Ebbene, per gli orientamenti assunti dalla suprema magistratura, il giusto salario (e non il salario minimo) si configura con quello definito dai contratti collettivi sottoscritti dalle organizzazioni sindacali e imprenditoriali maggiormente rappresentative. E, come tale, applicabile a tutte le imprese e a tutti i lavoratori, indipendentemente dal fatto che le stesse, o gli stessi, siano associati alle organizzazioni firmatarie.



Anche grazie a questi orientamenti in Italia, secondo le comparazioni statistiche europee, la contrattazione collettiva categoriale sviluppata dalle principale Confederazioni sindacali e imprenditoriali viene applicata a circa l’80% del lavoro dipendente. Un risultato che ha pochi paragoni negli altri paesi europei, e in particolare, guarda caso, con quelli che hanno introdotto il salario minimo legale per supplire alle debolezze della contrattazione collettiva.

La vera carenza dell’impianto italiano non è affatto la carenza, nell’impianto normativo, di un salario minimo legale, ampiamente supplita da quella appena ricordata del “giusto salario”, ma nella mancata attuazione dell’art. 39 della Costituzione che propone di regolamentare la rappresentanza e la rappresentatività delle organizzazioni firmatarie dei contratti collettivi, per la finalità di dare compiuta attuazione all’applicazione erga omnes dei contratti sottoscritti. Una carenza che è stata utilizzata da organizzazioni imprenditoriali e sindacali, inventate ad arte, per sottoscrivere contatti di lavoro sottocosto. Quelli che nella vulgata corrente, vergogno definiti “contratti pirata”, che nell’ultimo decennio hanno contribuito, secondo il Cnel, a raddoppiare il numero dei contratti collettivi sottoscritti (anche se di fatto l’incidenza effettiva della loro applicazione è stata insignificante).

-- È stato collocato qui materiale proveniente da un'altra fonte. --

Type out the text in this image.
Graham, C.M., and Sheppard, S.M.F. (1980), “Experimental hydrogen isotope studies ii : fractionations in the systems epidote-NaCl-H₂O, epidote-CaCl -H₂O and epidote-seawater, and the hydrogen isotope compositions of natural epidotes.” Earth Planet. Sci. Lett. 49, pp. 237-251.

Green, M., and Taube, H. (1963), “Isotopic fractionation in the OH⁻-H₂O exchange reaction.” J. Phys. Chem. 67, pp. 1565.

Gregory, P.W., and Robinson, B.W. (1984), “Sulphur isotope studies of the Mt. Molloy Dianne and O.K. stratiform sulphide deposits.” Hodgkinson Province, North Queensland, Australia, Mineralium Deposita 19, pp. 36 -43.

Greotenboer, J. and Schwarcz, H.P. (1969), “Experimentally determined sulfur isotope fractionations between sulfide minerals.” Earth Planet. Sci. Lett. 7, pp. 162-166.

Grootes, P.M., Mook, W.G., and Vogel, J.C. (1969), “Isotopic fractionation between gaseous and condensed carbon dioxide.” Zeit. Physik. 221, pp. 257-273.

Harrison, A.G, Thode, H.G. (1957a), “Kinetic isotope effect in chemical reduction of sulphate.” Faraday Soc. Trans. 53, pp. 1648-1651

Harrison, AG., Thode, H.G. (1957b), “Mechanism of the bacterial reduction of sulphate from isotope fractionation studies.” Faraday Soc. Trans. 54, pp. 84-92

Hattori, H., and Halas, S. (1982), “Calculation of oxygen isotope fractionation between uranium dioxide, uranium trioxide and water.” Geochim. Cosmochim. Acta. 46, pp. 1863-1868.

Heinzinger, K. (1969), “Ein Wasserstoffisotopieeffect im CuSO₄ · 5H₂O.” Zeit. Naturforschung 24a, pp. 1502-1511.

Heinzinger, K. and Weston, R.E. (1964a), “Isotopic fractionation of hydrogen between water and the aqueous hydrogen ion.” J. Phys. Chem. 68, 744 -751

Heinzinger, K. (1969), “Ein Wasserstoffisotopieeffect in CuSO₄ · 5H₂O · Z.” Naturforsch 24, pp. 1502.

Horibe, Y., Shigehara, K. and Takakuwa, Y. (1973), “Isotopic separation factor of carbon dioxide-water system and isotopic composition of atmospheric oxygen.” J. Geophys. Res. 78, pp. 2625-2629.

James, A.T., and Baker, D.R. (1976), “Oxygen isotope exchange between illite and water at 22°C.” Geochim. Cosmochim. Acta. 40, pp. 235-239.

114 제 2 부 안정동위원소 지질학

Pertanto, se effettivamente esistesse la volontà di estendere l’applicazione della contrattazione collettiva, con l’effetto di tutelare i lavoratori, la strada da percorrere diventa quella della regolamentazione della rappresentatività delle organizzazioni firmatarie. Diversamente l’introduzione di un salario minimo legale di 9 euro produrrebbe il risultato paradossale di legalizzare una remunerazione largamente inferiore agli importi salariali diretti e indiretti previsti dagli attuali contratti nazionali in essere, anche per le qualifiche più basse, in particolare per tutte le imprese che non aderiscono alle Confederazioni imprenditoriali firmatarie. Vanificando in questo modo l’attuale impianto giuridico fondato sulla attuazione erga omnes dei contratti e incentivando di fatto una competizione sleale tra le imprese.

Al dunque, benefici improbabili per i lavoratori, del resto mai adeguatamente chiariti da chi propone l’introduzione del salario minimo legale, e danni certi per la contrattazione collettiva. Tanto per confortare la costante della narrazione retorica dei nostri attuali governanti: i lavoratori li tuteliamo noi e non i sindacati.